## Abstract

The form of the exact solution for the diffraction of a two-dimensional plane harmonic wave by a semi-infinite plate of thickness d is found. The solution involves constants which satisfy an infinite set of equations, and these equations are solved when d is small compared with the wave-length. It is shown that, in the neighbourhood of the shadow, the field is that of a single semi-infinite plane occupying the nearer face of the plate, whatever d, if terms of O(R$^{-\frac{1}{2}}$) are neglected, R being the distance of the point of observation from the edge. It is further shown that, when d is less than wave-length/10, the plate behaves as a semi-infinite waveguide whose sides project beyond the end of the plate by an amount 0$\cdot $11d together with, when the plane of polarization of the incident wave is perpendicular to the plate, a two-dimensional magnetic dipole at the end of the guide.

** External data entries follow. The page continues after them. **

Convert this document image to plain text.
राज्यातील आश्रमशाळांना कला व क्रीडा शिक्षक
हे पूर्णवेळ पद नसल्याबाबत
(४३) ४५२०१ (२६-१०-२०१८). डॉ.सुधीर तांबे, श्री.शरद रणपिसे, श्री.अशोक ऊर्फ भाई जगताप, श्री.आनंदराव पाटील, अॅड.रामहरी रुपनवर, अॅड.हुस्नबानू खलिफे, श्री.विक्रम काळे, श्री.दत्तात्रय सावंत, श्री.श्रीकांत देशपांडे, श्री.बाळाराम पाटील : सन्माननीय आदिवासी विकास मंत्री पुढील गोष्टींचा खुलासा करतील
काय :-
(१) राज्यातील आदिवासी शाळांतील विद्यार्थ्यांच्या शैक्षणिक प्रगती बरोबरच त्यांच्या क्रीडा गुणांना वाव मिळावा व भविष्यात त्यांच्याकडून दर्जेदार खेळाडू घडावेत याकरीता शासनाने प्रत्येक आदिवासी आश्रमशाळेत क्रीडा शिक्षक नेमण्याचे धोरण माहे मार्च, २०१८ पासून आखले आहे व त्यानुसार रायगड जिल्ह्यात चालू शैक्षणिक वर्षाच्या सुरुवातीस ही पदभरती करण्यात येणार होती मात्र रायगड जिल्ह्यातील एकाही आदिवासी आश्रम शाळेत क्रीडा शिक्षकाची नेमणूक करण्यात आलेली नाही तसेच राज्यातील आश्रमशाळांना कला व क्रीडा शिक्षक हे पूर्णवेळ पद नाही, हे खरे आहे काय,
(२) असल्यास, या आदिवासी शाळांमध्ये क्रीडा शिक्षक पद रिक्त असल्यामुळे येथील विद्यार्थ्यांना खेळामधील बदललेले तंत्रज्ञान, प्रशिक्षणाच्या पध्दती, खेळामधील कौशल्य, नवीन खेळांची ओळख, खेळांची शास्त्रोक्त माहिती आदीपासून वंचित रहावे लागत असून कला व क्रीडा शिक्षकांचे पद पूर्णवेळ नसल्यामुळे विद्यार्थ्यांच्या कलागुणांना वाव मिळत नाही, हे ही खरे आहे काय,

When terms of O(kd) can be neglected, it appears from this result and Hanson's (1930) work on a plate with a cycloidal end that the exact shape of the end of the plate is of no importance; the plate behaves as a semi-infinite wave-guide. The extension of the theory to the diffraction by a thick plate of finite length is briefly discussed. The theory is also extended to incident scalar waves whose direction of propagation does not lie in the plane perpendicular to the plate and, from this, the field due to an incident electromagnetic wave is deduced. It is found that, for all values of d, the diffracted electromagnetic wave at any point is effectively travelling along a cone of semi-angle $\theta _{0}$ and axis the nearer edge, where $\theta _{0}$ is the angle between the edge and the direction of propagation of the incident wave. When d is small compared with the wave-length the plate acts as two parallel planes together with a line of magnetic dipoles at the end of the planes.